Gold, silver tumble sharply from recent highs

Gold and silver prices have experienced sharp and volatile swings with both metals falling dramatically in recent days despite ongoing geopolitical tensions.

As of noon today (March 26) , gold was trading at about $6,083 an ounce, while silver was sitting at around $93.99, marking steep declines following a strong rally earlier this year. In late January, silver was trading as high as $159 per ounce while gold was realizing $7,670 an ounce. The recent selloff caps one of the most turbulent periods for bullion markets in recent memory, as prices reversed quickly after reaching record highs only weeks ago.

The downturn has surprised some observers, particularly given the global backdrop of uncertainty that would typically support precious metals. Instead, a combination of economic and market forces has weighed heavily on prices.

One of the primary drivers is the expectation that central banks, especially the U.S. Federal Reserve, will keep interest rates higher for longer. Because gold and silver do not generate yield, they tend to lose appeal when interest-bearing assets offer more attractive returns. At the same time, a stronger U.S. dollar has made bullion more expensive for international buyers, further dampening demand.

Inflation concerns—fuelled in part by rising energy prices tied to geopolitical tensions—have also contributed to shifting investor behaviour. Rather than moving into gold as a traditional safe haven, many investors have opted to hold cash or dollar-based assets, reflecting a broader shift in market dynamics.

The speed of the decline also points to profit-taking following the earlier rally. After months of gains, investors have been quick to lock in profits, while others have sold positions to raise liquidity amid broader market stress. Institutional selling and outflows from precious metals funds have added further downward pressure.

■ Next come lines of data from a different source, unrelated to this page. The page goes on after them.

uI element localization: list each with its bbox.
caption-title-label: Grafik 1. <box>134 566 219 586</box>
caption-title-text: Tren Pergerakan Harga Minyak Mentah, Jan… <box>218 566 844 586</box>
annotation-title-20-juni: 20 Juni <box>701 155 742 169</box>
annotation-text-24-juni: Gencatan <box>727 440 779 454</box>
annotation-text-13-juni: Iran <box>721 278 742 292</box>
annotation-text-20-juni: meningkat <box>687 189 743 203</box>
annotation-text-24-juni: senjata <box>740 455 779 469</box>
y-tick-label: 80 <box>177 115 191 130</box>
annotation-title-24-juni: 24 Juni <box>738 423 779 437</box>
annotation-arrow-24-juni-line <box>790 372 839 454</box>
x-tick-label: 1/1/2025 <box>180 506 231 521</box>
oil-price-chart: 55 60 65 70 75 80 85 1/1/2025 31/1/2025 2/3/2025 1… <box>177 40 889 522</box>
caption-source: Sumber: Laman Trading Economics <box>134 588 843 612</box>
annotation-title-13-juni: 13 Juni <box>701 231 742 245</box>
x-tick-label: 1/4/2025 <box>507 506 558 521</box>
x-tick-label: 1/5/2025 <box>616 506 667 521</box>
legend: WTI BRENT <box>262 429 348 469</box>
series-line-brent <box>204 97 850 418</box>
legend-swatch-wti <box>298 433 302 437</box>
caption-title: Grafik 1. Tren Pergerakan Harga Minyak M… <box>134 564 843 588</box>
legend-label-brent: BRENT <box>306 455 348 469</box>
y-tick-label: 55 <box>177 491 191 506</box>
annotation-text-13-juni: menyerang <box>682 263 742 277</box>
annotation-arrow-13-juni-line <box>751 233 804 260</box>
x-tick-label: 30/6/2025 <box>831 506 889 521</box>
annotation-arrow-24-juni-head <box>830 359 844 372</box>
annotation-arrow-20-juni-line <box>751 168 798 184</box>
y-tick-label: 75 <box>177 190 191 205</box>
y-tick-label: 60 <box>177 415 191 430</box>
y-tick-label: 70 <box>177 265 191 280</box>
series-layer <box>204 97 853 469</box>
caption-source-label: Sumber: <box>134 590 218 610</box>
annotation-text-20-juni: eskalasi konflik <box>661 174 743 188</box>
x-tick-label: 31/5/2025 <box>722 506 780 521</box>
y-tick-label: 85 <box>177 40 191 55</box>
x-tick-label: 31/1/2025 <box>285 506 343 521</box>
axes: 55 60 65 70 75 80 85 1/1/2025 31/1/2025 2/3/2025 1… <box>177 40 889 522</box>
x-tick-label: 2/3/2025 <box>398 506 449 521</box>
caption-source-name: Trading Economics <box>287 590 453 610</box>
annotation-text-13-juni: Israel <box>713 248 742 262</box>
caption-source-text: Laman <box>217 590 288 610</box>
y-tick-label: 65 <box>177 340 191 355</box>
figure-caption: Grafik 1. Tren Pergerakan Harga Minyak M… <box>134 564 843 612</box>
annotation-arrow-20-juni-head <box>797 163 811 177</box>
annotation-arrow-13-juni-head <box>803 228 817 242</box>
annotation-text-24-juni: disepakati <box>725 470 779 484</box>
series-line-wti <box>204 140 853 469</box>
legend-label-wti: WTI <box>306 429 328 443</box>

Silver has been especially volatile, falling more sharply than gold. This is typical given its smaller market size and its dual role as both an industrial and investment metal, making it more sensitive to changes in economic outlook and investor sentiment.

Looking ahead, analysts expect continued volatility as markets respond to central bank signals, inflation data and ongoing geopolitical developments. While some view the current pullback as a natural correction after an overheated rally, others caution that further downside is possible if interest rate expectations remain elevated.

For collectors and retail buyers, the recent drop may present buying opportunities, but it also serves as a reminder of how quickly sentiment can shift in today’s bullion market.